The hovering performance and postural stability of a bio-inspired flyer composed of two thin foils which are forced to pitch in antiphase fashion is studied systematically. We first consider the constrained-flying condition where the model is only allowed to move in the vertical direction. The influences of the control parameters on the hovering performance are discussed, and the scaling laws between the driven frequency and amplitude are obtained. With the variations in parameter values, three different locomotion states, i.e., ascending, descending, and approximate hovering, are identified. The wake structures corresponding to these three locomotion states are explored. It is found that the approximate hovering state cannot persist due to the occurrence of wake symmetry breaking after long-time simulation. The occurrence of the wake symmetry breaking can be attributed to the vorticity accumulation near the flyer due to the lack of a translation velocity. Then we consider the free-flying condition where the motions in three degrees of freedom are allowed. The postural stability behaviours of the flyer are studied numerically. The results show that the orientation angle of ascending and approximate hovering state is recoverable after the physical perturbation. But the hovering state is irrecoverable after the physical or numerical perturbations due to the occurrence of the wake symmetry breaking. 

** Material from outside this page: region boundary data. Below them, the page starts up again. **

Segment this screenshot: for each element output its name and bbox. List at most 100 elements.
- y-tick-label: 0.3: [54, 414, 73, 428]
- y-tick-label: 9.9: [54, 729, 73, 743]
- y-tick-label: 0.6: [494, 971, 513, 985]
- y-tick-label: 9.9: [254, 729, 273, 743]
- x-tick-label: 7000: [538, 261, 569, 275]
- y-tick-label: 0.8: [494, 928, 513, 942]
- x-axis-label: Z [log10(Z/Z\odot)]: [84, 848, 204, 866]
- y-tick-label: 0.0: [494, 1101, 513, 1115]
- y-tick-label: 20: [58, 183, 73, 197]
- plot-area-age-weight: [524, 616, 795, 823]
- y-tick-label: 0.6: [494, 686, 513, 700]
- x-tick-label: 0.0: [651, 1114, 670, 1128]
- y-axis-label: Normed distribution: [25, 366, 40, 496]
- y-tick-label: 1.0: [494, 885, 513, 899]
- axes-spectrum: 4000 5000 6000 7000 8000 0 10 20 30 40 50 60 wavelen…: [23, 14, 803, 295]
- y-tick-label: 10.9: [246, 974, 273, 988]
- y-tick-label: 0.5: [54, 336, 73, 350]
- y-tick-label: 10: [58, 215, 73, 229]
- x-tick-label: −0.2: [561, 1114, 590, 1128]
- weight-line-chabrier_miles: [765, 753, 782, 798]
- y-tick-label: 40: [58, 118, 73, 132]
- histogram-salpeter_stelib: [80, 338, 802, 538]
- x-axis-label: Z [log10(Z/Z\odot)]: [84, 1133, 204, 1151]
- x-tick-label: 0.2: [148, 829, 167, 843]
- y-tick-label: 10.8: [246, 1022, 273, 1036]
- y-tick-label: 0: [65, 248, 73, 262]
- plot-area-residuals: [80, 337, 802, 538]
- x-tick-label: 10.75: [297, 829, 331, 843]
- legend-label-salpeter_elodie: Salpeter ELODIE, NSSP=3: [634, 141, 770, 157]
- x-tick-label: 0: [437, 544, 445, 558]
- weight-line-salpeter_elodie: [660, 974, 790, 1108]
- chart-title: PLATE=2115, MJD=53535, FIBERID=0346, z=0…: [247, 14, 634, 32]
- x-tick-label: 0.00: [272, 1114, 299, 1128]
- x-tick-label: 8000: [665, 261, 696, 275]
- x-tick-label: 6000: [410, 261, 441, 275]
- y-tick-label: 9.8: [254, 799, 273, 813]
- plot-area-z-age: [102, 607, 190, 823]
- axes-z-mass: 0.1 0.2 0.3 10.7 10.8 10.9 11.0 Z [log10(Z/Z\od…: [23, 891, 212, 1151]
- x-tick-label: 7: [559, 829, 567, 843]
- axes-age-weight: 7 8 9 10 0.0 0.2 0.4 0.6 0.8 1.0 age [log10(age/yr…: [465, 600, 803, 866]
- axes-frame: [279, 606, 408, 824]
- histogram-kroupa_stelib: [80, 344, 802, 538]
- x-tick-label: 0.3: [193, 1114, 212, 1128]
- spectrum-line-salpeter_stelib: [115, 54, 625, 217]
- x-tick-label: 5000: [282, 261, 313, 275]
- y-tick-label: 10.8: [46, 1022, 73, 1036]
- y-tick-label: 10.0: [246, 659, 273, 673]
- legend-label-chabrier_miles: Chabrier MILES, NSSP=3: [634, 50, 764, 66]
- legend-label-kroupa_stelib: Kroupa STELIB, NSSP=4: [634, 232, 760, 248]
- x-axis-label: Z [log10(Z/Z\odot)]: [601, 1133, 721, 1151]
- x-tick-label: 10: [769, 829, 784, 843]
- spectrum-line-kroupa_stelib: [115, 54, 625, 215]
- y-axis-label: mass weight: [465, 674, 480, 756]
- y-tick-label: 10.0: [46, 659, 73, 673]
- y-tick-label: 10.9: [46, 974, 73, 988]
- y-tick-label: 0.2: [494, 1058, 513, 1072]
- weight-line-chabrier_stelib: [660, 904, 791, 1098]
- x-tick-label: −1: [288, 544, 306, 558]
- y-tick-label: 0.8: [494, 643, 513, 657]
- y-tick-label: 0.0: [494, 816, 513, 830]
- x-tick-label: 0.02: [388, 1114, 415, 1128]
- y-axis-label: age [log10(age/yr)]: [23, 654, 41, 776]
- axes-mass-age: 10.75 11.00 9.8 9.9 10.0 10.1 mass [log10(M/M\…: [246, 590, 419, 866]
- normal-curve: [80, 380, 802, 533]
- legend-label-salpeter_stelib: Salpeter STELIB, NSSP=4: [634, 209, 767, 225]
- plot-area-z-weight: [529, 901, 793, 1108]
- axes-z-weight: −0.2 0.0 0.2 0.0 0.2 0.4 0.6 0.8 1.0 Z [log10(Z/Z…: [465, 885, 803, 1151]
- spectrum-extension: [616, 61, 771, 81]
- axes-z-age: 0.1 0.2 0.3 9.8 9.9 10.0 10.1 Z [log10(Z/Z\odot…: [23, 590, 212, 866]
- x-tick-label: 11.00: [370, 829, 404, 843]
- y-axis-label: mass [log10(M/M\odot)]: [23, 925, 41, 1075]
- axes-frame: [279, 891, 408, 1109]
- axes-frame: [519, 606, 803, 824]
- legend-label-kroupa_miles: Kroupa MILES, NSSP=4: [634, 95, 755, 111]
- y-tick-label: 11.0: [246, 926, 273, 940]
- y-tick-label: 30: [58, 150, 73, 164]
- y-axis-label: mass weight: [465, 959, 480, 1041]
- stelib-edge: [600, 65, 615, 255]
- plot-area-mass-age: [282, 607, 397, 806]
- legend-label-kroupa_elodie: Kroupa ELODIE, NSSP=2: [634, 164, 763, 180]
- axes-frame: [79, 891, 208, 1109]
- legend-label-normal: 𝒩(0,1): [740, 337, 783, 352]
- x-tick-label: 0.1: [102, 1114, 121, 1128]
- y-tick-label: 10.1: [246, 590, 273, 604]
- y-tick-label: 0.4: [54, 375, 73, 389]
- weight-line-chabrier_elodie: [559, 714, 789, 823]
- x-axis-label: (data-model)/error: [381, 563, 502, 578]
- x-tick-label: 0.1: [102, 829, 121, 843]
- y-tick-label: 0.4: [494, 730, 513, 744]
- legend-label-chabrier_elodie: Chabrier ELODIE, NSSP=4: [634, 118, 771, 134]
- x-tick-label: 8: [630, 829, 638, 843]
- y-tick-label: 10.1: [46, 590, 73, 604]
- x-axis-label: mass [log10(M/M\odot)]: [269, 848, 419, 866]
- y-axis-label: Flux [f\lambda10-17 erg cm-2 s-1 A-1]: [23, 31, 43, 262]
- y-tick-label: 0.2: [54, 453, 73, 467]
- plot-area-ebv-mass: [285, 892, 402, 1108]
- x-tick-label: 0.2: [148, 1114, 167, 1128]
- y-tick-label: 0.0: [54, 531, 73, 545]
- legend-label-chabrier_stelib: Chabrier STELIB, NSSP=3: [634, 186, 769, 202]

2. Passive locomotion of a flexible dual-wing flyer in a vertically oscillatory flow

In this work, we numerically investigate the passive locomotion of a flexible $\Lambda$-shaped flyer in a vertically oscillatory flow with zero mean stream. In the simplified model, the flexibility of the flyer is introduced by a torsional spring installed at the hinged joint of the two foils. First, we study the effects of structural and driven parameters on the passive locomotion, angular oscillation patterns and wake structures. The results suggest that the occurrence of resonance between the flexible flyer and the oscillating flow can result in significantly different performances in flexible and rigid flyers. It is found that flexibility can have two opposing effects, reducing or increasing the actuation efforts for hovering, depending on the range of driving frequency. This result is explained by the modulation of relative velocity between the flyer and the imposed background flow due to the drastic change on both the amplitude and phase difference of the angular oscillation. The significant difference of the wake symmetry properties in different range of driven frequency can also be interpreted by the modulation of relative motion. The responses of both the flexible and rigid flyer at different driven condition to initial perturbations are examined. The stable, bistable and unstable states are identified, and the differences on the postural stability behaviour of the flexible and rigid flyer are also analysed. The results suggest that the modulation of the relative motion can also have two opposite influences on the postural stability. Besides, the geometric asymmetry of the flexible flyer is reduced when the driven frequency is high enough. The geometric effect is unfavorable to the hovering performance, but is beneficial to the postural stability.

3. Dynamic behaviours of wall-mounted flexible plates in the laminar boundary layer

The flow-induced vibration of both a single and multiple wall-mounted flexible plates in the laminar boundary layer is investigated numerically in this work. For the single-plate system, the influences of various control parameters, including bending rigidity, density ratio and Reynolds number on the dynamic behaviours of the system were explored systematically. Three distinct modes, that is, lodging, regular vortex induced vibration (VIV), and static reconfiguration, are identified. And the second natural frequency lock-in phenomenon in the regular VIV mode is illustrated. For the multi-plate system, the cavity oscillation mode due to the coupling of the adjacent plates is also observed. The occurrence of the cavity oscillation mode is directly related to the bending rigidity and the interspace between the nerghbors. Furthermore, two different frequency lock-in phemonema correspond to the regular VIV mode and the cavity oscillation mode are elucidated.